Sono il solo che possa farlo!»

Disorientato, Tanis appoggiò una mano sulla spalla dell’omone per calmarlo. «Così mi ha detto Tas, più o meno. Ma, Caramon, là c’è Dalamar... e... in nome degli dei, come potresti mai riuscire a varcare il Portale?»

«Tanis,» disse Caramon guardando il suo amico con un’espressione così seria e ferma che il mezzelfo sbatté le palpebre per lo stupore, «tu non puoi capire, e non c’è tempo per spiegartelo. Ma devi credermi. Devo entrare in quella Torre!»

«Hai ragione,» annuì Tanis, dopo aver fissato Caramon con perplesso stupore, «non capisco. Ma ti aiuterò, se potrò, sempre che sia possibile.»

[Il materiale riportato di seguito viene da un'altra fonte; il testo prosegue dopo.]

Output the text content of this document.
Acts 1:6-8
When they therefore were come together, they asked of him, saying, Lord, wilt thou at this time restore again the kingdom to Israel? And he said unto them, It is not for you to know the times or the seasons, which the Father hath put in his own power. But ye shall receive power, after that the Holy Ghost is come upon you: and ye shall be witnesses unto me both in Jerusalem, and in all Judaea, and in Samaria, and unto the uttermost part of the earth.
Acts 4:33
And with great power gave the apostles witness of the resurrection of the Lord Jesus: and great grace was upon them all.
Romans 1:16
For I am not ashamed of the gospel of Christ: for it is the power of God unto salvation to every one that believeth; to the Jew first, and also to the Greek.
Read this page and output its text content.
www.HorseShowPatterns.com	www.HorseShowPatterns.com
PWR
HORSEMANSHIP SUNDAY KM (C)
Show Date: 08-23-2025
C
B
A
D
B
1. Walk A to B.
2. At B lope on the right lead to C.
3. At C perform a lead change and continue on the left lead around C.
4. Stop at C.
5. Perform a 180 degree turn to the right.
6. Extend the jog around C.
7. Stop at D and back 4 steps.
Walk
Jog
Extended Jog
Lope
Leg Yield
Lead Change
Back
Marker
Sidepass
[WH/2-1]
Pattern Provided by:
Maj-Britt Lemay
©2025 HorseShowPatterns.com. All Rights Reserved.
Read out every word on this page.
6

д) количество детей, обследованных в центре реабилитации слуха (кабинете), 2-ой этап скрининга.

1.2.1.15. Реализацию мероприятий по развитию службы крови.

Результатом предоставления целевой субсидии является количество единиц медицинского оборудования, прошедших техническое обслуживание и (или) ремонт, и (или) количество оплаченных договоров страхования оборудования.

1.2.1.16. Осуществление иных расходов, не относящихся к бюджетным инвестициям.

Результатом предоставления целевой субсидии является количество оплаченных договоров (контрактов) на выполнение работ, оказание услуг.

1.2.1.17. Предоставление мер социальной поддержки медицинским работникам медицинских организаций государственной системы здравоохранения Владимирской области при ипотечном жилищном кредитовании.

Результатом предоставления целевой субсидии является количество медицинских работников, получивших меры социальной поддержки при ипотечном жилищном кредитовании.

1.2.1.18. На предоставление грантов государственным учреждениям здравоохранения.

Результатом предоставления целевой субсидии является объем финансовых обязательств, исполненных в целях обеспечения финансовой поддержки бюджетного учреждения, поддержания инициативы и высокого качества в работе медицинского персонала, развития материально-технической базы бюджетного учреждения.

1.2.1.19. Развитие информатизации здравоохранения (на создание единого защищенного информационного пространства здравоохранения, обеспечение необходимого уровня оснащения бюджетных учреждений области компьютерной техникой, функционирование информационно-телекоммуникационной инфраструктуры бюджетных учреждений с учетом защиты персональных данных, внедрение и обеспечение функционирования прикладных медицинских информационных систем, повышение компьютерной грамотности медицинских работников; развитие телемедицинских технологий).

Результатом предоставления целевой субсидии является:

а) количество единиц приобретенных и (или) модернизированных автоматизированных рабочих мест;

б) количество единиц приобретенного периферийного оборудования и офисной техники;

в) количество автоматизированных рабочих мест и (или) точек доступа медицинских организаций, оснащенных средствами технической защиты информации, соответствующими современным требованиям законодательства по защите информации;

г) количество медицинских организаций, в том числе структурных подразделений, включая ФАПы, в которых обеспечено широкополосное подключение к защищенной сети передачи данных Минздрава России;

Caramon sospirò di nuovo, abbassò la testa e infossò le spalle. «Grazie, amico mio,» disse in tutta semplicità. «Ero talmente solo durante tutta questa vicenda. Se non fosse stato per Tas...»

Guardò in direzione del kender, ma Tas non lo stava ascoltando. Il suo sguardo era fisso, con rapita attenzione, sulla cittadella volante, ancora sospesa sopra le mura della città. La battaglia infuriava nell’aria intorno a essa, fra i draghi, e sul terreno sottostante, come si poteva intuire dalle dense colonne di fumo che si levavano dal lato sud della città, dall’echeggiare delle grida e delle urla, dal cozzare delle armi e dallo scalpitio degli zoccoli dei cavalli.

«Scommetto che una sola persona basterebbe a pilotare quella cittadella fino alla Torre,» disse Tas, continuando a fissarla con interesse. «Uuush! Dritti sopra il Bosco. Dopotutto, la sua magia è malvagia come quella del Bosco, ed è piuttosto grande, la cittadella voglio dire, non il Bosco.

Probabilmente ci vorrebbe un sacco di magia per poterla fermare, e...»

«Tas!»

Il kender si voltò e si trovò davanti a Caramon e a Tanis, entrambi intenti a fissarlo.